Islam mengaitkan beberapa bentuk ibadah dengan dimensi waktu pelaksanaannya. Hal ini bisa dimaknai bahwa Islam senantiasanya menyambungkan antara ayat-ayat Allah SWT berupa wahyu skriptual-tekstual (ayat qauliyyah) dengan wahyu rasional-empirik pada semesta (ayat kauniyyah).
Hilal adalah fenomena semesta berupa bulan sabit (crescent moon) sebagai penanda lahirnya bulan baru pada kalender hijriah. Ia terkait dengan cara dan waktu umat Islam memulai ibadah puasa Ramadan dan bagaimana menyambut Idul Fitri.
Sampai saat ini, penanda waktu dimulainya bulan Ramadan dan waktu perayaan Idul Fitri pada kalender hijriah seringkali menjadi polemik internal umat Islam karena terjadi perbedaan dalam menentukannya.
Dalam Bahasa Arab, al-syahr berarti bulan. Kata al-syahr ini disebut dalam Alquran di antaranya, ”Fa man syahida minkum al-syahr fal yashumhu,” (Barang siapa di antara kalian melihat bulan maka berpuasalah). Kata al-syahr secara etimologi berarti pemakluman dan penampakan (al-i’lam wa al-idhhar).
Sebuah interval waktu dinamakan dengan al-shahr karena di sana ada penanda yang memaklumkan dan menampakkannya, yaitu hilal atau bulan sabit. Matahari tidak bisa disebut sebagai penanda interval waktu satu bulan, ia menjadi penanda untuk mengetahui interval waktu hari.
Bahwa satu hari adalah terbitnya matahari dari satu arah dan tenggelam pada arah yang lainnya. Dengan matahari kita mengenal pergantian waktu siang dan malam.
Ketika matahari tidak memiliki penanda yang bisa dijadikan sebagai pemakluman atau penampakan yang mendefinisikan dan menentukan interval waktu satu bulan, maka bulanlah yang bisa mendefinisikan dan menentukan batasannya.

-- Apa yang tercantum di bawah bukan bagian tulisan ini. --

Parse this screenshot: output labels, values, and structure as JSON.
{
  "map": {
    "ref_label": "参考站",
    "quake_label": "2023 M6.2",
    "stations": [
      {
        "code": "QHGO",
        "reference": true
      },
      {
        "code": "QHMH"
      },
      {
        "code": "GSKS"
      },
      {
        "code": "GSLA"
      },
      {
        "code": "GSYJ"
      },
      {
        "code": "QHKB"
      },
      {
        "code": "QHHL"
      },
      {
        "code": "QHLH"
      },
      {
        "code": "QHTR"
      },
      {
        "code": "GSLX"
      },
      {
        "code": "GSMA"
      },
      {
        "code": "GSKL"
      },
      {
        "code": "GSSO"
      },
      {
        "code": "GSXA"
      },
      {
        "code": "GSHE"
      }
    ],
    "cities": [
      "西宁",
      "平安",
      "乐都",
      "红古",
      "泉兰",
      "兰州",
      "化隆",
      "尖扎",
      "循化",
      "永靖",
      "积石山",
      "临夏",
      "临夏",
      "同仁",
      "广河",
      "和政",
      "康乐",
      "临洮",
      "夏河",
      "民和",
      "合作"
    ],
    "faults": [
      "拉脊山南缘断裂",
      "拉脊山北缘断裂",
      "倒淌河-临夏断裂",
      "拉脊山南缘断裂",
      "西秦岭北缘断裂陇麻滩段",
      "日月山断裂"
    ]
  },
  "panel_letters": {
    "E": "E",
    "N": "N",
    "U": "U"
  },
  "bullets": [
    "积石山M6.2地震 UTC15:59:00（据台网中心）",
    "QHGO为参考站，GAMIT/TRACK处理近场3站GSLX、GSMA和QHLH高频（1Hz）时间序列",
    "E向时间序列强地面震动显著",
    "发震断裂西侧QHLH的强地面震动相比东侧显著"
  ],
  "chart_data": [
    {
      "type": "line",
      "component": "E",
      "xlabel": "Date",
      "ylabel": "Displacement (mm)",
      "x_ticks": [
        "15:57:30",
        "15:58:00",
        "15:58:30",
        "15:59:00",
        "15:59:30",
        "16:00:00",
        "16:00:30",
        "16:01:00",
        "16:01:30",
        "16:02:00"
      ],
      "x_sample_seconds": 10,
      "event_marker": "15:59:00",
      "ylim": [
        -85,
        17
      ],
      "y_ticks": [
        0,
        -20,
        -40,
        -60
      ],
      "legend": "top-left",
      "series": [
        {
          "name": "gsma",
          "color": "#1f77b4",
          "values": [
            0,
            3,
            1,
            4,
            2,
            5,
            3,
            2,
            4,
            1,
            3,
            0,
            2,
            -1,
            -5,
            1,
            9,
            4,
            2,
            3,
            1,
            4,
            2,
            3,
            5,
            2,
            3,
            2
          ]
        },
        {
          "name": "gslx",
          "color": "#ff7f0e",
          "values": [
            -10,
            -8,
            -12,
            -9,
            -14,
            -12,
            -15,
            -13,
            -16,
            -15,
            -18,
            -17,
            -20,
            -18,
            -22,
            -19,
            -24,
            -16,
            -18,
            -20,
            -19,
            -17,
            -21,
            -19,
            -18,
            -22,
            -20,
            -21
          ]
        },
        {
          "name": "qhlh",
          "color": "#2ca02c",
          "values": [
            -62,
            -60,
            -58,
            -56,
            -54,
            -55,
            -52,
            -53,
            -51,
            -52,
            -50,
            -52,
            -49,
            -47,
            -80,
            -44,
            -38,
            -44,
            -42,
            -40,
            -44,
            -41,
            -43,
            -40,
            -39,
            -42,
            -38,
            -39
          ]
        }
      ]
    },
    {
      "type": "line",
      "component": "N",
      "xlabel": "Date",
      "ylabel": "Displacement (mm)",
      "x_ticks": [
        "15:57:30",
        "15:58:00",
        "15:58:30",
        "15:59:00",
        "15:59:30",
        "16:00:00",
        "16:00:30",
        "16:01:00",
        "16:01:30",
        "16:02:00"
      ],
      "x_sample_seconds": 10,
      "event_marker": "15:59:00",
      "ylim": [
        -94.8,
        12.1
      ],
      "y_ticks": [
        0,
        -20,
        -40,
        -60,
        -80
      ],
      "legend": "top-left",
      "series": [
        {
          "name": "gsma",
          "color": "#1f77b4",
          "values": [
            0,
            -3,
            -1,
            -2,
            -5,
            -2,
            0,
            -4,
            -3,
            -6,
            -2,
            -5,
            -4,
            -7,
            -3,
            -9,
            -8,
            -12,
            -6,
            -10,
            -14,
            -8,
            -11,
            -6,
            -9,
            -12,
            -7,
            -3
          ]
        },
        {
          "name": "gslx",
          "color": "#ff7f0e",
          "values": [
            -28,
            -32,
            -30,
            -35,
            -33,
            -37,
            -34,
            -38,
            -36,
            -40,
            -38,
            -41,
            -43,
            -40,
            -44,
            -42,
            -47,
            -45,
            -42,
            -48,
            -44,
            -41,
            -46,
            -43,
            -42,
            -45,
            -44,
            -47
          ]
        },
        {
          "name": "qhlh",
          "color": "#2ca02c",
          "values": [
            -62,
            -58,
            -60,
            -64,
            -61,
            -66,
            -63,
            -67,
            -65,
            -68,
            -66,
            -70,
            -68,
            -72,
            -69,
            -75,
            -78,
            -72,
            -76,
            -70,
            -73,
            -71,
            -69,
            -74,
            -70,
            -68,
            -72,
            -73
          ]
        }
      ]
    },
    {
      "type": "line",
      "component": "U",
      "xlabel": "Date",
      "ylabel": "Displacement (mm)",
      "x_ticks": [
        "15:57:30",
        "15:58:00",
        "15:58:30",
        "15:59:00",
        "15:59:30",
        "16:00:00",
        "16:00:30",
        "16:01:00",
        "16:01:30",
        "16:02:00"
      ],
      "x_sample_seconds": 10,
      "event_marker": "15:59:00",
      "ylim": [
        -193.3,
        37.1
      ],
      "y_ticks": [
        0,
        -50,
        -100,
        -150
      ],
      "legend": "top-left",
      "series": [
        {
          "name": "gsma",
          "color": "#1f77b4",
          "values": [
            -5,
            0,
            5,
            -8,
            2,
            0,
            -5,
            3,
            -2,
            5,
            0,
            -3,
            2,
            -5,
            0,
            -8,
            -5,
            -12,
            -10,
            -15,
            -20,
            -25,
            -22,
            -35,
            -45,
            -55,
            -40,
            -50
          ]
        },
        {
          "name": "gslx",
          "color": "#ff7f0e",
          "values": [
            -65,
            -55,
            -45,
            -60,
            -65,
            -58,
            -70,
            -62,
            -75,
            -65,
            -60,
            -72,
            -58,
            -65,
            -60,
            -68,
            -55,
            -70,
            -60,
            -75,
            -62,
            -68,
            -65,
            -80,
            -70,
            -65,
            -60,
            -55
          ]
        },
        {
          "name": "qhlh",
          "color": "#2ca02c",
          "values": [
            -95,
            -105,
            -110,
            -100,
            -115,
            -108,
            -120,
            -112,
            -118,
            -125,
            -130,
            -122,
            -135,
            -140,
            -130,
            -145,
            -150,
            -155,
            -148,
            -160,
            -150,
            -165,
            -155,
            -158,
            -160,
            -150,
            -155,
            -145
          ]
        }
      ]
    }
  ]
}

Penanda bulan itu dinamakan dengan hilal yang selalu setia ada dan hadir pada setiap awal bulannya. Oleh karena itu, para ulama menangkap hikmah bahwa hilal sengaja diciptakan Allah SWT untuk menandai interval waktu bulan, menjadi jeda bulan satu dengan bulan berikutnya, sedangkan matahari diciptakan untuk menandai interval waktu hari dengan siang dan malamnya.
Umat Islam membutuhkan keduanya untuk mendefinisikan dan menentukan dimensi waktu kehidupannya, di antaranya dalam rangka menandai waktu kapan beribadah kepada Allah SWT.
Oleh karena itu, dalam ilmu fikih disebutkan bahwa untuk memulai puasa pada bulan Ramadan umat Islam dianjurkan untuk mengamati munculnya hilal (muraqabah al-hilal) sebagai penanda awal dan akhir ibadah puasa dan sekaligus dimulainya bulan baru pada hari raya Idul Fitri.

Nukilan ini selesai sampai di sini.